Two-stage training: The image stage freezes temporal layers and trains for approximately 20K iterations, while the temporal stage freezes image layers, adds temporal layers, and trains for approximately 30K iterations.
Multi-dataset mixture: In each iteration, data is sampled in equal proportions from Objaverse data, HOI video data, and human body data. Since Objaverse data lacks hands, the hand-related layers in the MLO are zeroed out; since human body data lacks objects, all object conditions are zeroed out.
Learning rate: \(1 \times 10^{-5}\) for the image stage, \(8 \times 10^{-6}\) for the temporal stage, using the Adam optimizer.
Human extension: Optionally extracting human skeletons \(S\) and injecting them into the UNet via an additional Pose Guider \(G_1\) to support human-centric HOI video generation.

Key Experimental Results¶

Main Results¶

Method	DexYCB FID↓	LPIPS↓	PSNR↑	SSIM↑	MPJPE↓
HOGAN	64.74	0.102	29.50	0.896	60.95
ADiff	53.95	0.093	29.96	0.903	59.12
CDiff	84.74	0.127	28.27	0.835	68.01
ManiVideo	49.96	0.079	30.10	0.913	57.30

Self-collected dataset:

Method	FID↓	LPIPS↓	PSNR↑	SSIM↑	MPJPE↓
ADiff	39.91	0.127	29.17	0.898	37.45
CDiff	45.50	0.133	28.33	0.883	42.89
ManiVideo	37.70	0.113	29.59	0.905	32.89

Ablation Study¶

Configuration	FID↓	LPIPS↓	PSNR↑	SSIM↑	MPJPE↓
w/o Objaverse	61.60	0.121	27.99	0.895	37.33
w/o MLO	46.67	0.115	28.26	0.869	39.41
w/o MLO* (Initial noise only)	40.60	0.117	28.30	0.881	34.02
Full Model	37.70	0.113	29.59	0.905	32.89

Key Findings¶

MLO is crucial for occlusion modeling: Removing MLO degrades the FID from 37.70 to 46.67 and the SSIM from 0.905 to 0.869, with particularly significant performance gaps observed in scenarios featuring densely arranged fingers and invisible finger bending.
Complementary dual embedding: Although using only the initial noise embedding (w/o MLO*) outperforms completely removing MLO, penetration issues still occur, indicating that deep occlusion relationship perception from Transformer blocks is indispensable.
Objaverse enhances object generalization: Without Objaverse, FID exhibits the most severe degradation (61.60), as the model overfits to the object textures in the training set.

Highlights & Insights¶

First framework: Achieves the first HOI video generation framework supporting both dexterous bimanual manipulation and generalizable objects simultaneously.
3D-aware conditional design: The MLO representation reformulates the ill-posed 2D conditional signal problem into complete 3D modeling, which is novel and effective.
Unified multi-dataset training: Ingeniously unifies Objaverse (objects), HOI videos (interactions), and human body data within the same framework via conditional zero-out.
Value: Supports human-centric HOI video generation, which is directly applicable to digital humans and VR scenarios.
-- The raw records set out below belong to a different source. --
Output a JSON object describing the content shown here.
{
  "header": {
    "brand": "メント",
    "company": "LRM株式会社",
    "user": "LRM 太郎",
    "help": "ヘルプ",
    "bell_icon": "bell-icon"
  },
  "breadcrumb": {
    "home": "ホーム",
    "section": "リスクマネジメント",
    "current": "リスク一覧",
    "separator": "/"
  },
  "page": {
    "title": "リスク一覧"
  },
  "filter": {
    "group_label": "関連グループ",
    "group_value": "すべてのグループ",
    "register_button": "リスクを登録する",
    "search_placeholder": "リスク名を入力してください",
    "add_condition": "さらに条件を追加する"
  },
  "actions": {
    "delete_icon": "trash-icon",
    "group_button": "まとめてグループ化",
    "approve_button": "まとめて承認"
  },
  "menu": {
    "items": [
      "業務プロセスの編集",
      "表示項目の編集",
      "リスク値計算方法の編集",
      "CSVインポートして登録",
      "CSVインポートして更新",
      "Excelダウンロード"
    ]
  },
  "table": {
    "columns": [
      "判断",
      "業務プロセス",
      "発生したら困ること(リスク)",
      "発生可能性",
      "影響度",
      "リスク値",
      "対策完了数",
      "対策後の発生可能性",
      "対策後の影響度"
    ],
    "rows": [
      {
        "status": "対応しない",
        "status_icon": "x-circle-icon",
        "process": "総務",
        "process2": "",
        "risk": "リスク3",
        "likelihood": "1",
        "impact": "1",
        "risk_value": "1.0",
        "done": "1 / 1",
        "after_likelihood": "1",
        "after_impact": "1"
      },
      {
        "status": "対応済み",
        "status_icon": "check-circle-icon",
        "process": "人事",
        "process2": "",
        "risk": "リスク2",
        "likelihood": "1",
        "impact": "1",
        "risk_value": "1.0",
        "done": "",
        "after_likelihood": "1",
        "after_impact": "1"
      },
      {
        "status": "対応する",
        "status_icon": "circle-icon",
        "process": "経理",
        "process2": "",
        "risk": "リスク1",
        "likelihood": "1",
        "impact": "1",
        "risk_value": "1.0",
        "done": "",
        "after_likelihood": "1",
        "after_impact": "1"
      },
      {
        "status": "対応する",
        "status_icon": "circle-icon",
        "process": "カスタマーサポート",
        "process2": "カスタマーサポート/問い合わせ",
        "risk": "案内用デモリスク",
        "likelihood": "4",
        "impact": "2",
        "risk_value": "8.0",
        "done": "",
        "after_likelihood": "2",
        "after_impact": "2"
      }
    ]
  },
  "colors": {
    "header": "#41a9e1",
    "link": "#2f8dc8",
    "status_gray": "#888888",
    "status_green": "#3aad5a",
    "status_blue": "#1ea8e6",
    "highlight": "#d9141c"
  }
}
Limitations & Future Work¶

Performance is constrained by the accuracy of the driving signals (dependent on MANO fitting quality).
Generalization to complex object textures is still affected by the synthetic-to-real domain gap.
4D representations (spatiotemporally consistent object appearance modeling) could be explored to further improve texture consistency.
The scale of current HOI training data remains limited (722 videos, 15 objects); scaling up the dataset is expected to yield further improvements.

HOGAN: A GAN-based method that achieves HOI image editing using flow warping, but optical flow fails to capture 3D occlusions.
Affordance Diffusion: Generates HOI images given an object reference image, but only utilizes 2D mask conditions.
Animate Anyone: ManiVideo's architectural design references its AppearanceNet + UNet framework.
Objaverse: A large-scale dataset of 800K+ 3D models; this work is the first to systematically integrate it into HOI video generation training.

Rating ⭐⭐⭐⭐¶

Novelty: ⭐⭐⭐⭐ MLO representation and unified multi-dataset training are both novel designs.
Experimental Thoroughness: ⭐⭐⭐⭐ Comparison across two datasets and comprehensive ablation studies.
Writing Quality: ⭐⭐⭐⭐ Clear structure and intuitive illustrations.
Value: ⭐⭐⭐⭐ Direct application prospects in digital humans and VR fields.